Les producteurs de mil ont commencé à collaborer avec les transformateurs et les boulangers, afin d’offrir un pain à base de mil à un prix plus abordable. Ceci permet d’enrayer la croissance des importations de blé au Sénégal et de produire un pain qui minimise les charges et qui est donc plus abordable pour le consommateur.

L’Institut de technologie alimentaire a créé une machine appelée « rouleur » permettant de transformer le mil en couscous et un nouveau procédé de fabrication nécessitant une faible main d’œuvre.

Quel bilan tirer du développement de la filière mil ?

A l’amont, la productivité a connu une forte amélioration après la crise alimentaire de 2007-2008 et les rendements ont été presque multipliés par deux en moyenne. Bien qu’elle demeure encore faible (20 kg/ha), la consommation d’engrais a également augmenté. Les revenus des ménages produisant du mil et ayant accès aux subventions ont progressé. Les programmes combinant accès aux crédits et aux intrants (engrais, semences, irrigation), couplés à un système de commercialisation fondé sur la contractualisation, ont contribué à augmenter les revenus des producteurs.

À l’aval, les différents dispositifs et programmes ont permis une croissance du nombre de PME ainsi qu’un accès plus facile aux services financiers et au matériel pour la transformation et la distribution des produits à base de céréales.
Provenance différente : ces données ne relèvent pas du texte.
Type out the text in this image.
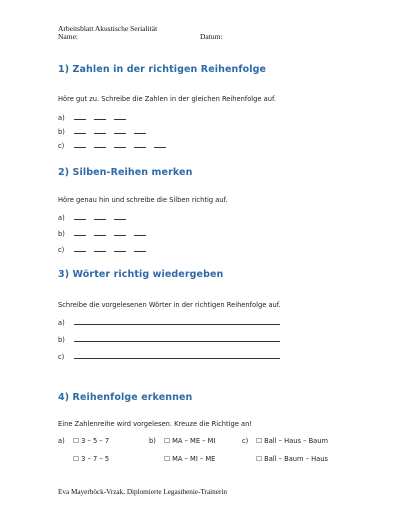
Arbeitsblatt Akustische Serialität
Name:	Datum:
1) Zahlen in der richtigen Reihenfolge
Höre gut zu. Schreibe die Zahlen in der gleichen Reihenfolge auf.
a)
b)
c)
2) Silben-Reihen merken
Höre genau hin und schreibe die Silben richtig auf.
a)
b)
c)
3) Wörter richtig wiedergeben
Schreibe die vorgelesenen Wörter in der richtigen Reihenfolge auf.
a)
b)
c)
4) Reihenfolge erkennen
Eine Zahlenreihe wird vorgelesen. Kreuze die Richtige an!
a) ☐ 3 – 5 – 7
☐ 3 – 7 – 5
b) ☐ MA – ME – MI
☐ MA – MI – ME
c) ☐ Ball – Haus – Baum
☐ Ball – Baum – Haus
Eva Mayerböck-Vrzak, Diplomierte Legasthenie-Trainerin
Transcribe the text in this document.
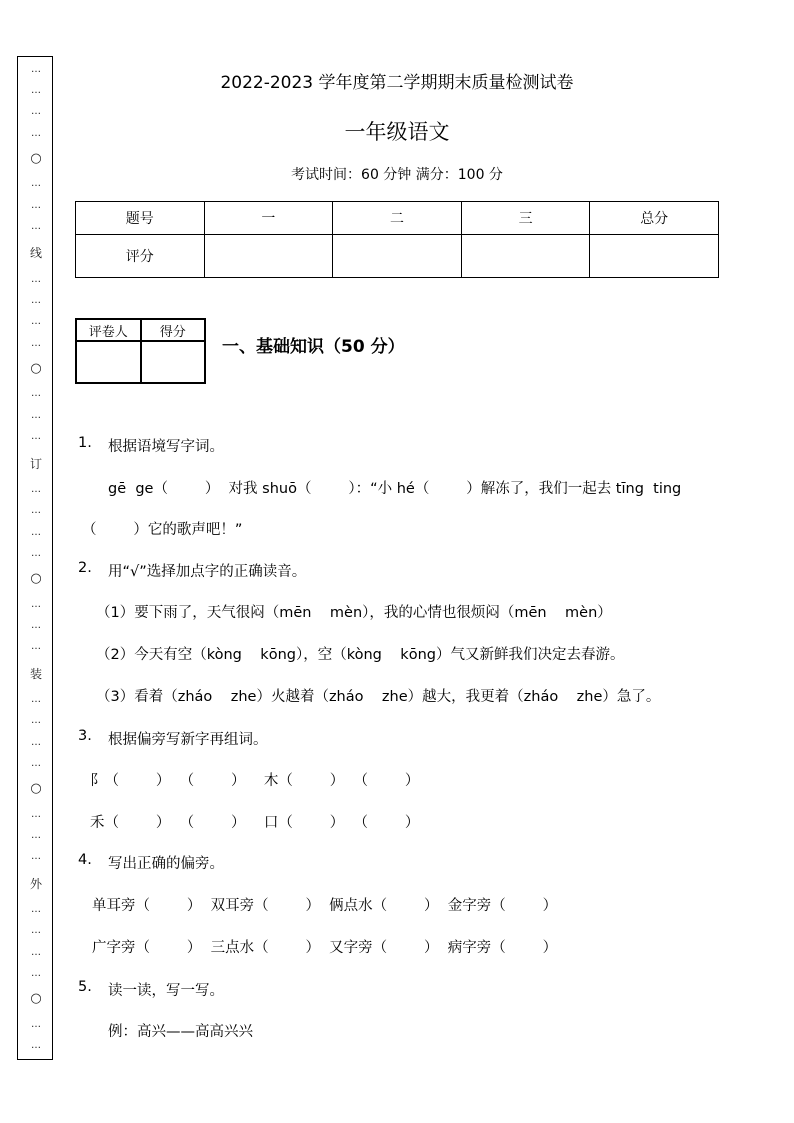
…
…
…
…
○
…
…
…
线
…
…
…
…
○
…
…
…
订
…
…
…
…
○
…
…
…
装
…
…
…
…
○
…
…
…
外
…
…
…
…
○
…
…
2022-2023 学年度第二学期期末质量检测试卷
一年级语文
考试时间：60 分钟 满分：100 分
题号	一	二	三	总分
评分				
评卷人	得分

一、基础知识（50 分）
1. 根据语境写字词。
gē  ge（        ）  对我 shuō（        ）：“小 hé（        ）解冻了，我们一起去 tīng  ting
（        ）它的歌声吧！”
2. 用“√”选择加点字的正确读音。
（1）要下雨了，天气很闷（mēn    mèn），我的心情也很烦闷（mēn    mèn）
（2）今天有空（kòng    kōng），空（kòng    kōng）气又新鲜我们决定去春游。
（3）看着（zháo    zhe）火越着（zháo    zhe）越大，我更着（zháo    zhe）急了。
3. 根据偏旁写新字再组词。
阝（        ）  （        ）    木（        ）  （        ）
禾（        ）  （        ）    口（        ）  （        ）
4. 写出正确的偏旁。
单耳旁（        ）  双耳旁（        ）  俩点水（        ）  金字旁（        ）
广字旁（        ）  三点水（        ）  又字旁（        ）  病字旁（        ）
5. 读一读，写一写。
例：高兴——高高兴兴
Malgré tout, l’accès aux crédits et aux financements restent encore trop faible pour les PME du secteur mil.

45 % des ménages produisent encore sans engrais. La majorité d’entre eux souffre de contraintes budgétaires ne leur permettant pas d’acheter des engrais, même à des prix subventionnés. Par ailleurs, les subventions aux engrais ne s’accompagnent ni de formation, ni de R&D sur des pratiques agroécologiques complémentaires.

Enfin, la contractualisation et l’organisation des relations commerciales, bien qu’elles aient progressées, demeurent un vrai défi pour la filière mil au Sénégal. Les relations contractuelles représentent moins de 5 % des relations d’affaires dans la filière en 2020.

Pour en savoir plus sur le rôle des politiques publiques en faveur des filières agricoles en Afrique, téléchargez l’intégralité de notre étude.

[1] Direction de l’analyse, de la prévision et des statistiques agricoles au Sénégal.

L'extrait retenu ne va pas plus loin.